The JBDC, as the official retail arm of Jamaica 50, sponsored the exhibition of craft in the UK for micro, small and medium enterprises (MSMEs) represented under the Things Jamaica brand.
"A lot of the small operators, especially those we took overseas, would not have been able to participate on their own in terms of cost," said Veira.
Still, those MSMEs had to invest beforehand in ramped up production to have products ready for display. Some were assisted with loans from JBDC to acquire raw materials.
"They also some took on additional staff to help put out volume. What they are learning in the process is how to prepare for bigger guys. They also learnt more about networking," said Veira.
"On their return on August 19th , what we will do is assess impact and look at what category of products have the greatest possibility based on patterns of buying."

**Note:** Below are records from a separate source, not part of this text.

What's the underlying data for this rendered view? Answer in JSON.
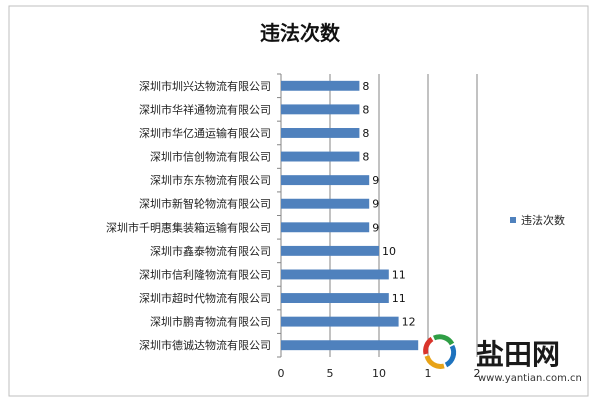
{
  "chart_data": {
    "type": "bar",
    "orientation": "horizontal",
    "title": "违法次数",
    "categories": [
      "深圳市德诚达物流有限公司",
      "深圳市鹏青物流有限公司",
      "深圳市超时代物流有限公司",
      "深圳市信利隆物流有限公司",
      "深圳市鑫泰物流有限公司",
      "深圳市千明惠集装箱运输有限公司",
      "深圳市新智轮物流有限公司",
      "深圳市东东物流有限公司",
      "深圳市信创物流有限公司",
      "深圳市华亿通运输有限公司",
      "深圳市华祥通物流有限公司",
      "深圳市圳兴达物流有限公司"
    ],
    "series": [
      {
        "name": "违法次数",
        "values": [
          14,
          12,
          11,
          11,
          10,
          9,
          9,
          9,
          8,
          8,
          8,
          8
        ]
      }
    ],
    "data_labels": [
      "",
      "12",
      "11",
      "11",
      "10",
      "9",
      "9",
      "9",
      "8",
      "8",
      "8",
      "8"
    ],
    "xlim": [
      0,
      20
    ],
    "xticks": [
      "0",
      "5",
      "10",
      "15",
      "20"
    ],
    "xticks_visible": [
      "0",
      "5",
      "10",
      "1",
      "2"
    ],
    "grid": "vertical major gridlines",
    "legend_position": "right",
    "colors": {
      "bar": "#4F81BD",
      "grid": "#868686",
      "frame": "#bfbfbf"
    }
  },
  "watermark": {
    "text": "盐田网",
    "url": "www.yantian.com.cn",
    "logo_colors": [
      "#2f9e45",
      "#1e73be",
      "#e8a317",
      "#d9342b"
    ]
  }
}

Things Jamaican ran out of some items while in London, which Veira said was not an issue of unpreparedness but successful sales.
"Many are out of stock not because we were not ready but because items went so fast," she told Sunday Business.
The demand came from two sets of consumers: "people who wanted the Jamaica feel, and bought confectionery like drops and busta, which they gobbled up"; and fans caught up in the moment of the games who "wanted a piece of Jamaica even to put on their wall and in their office," said the JBDC head.
"A large percentage wanted sustainable products, art work in particular, as souvenirs."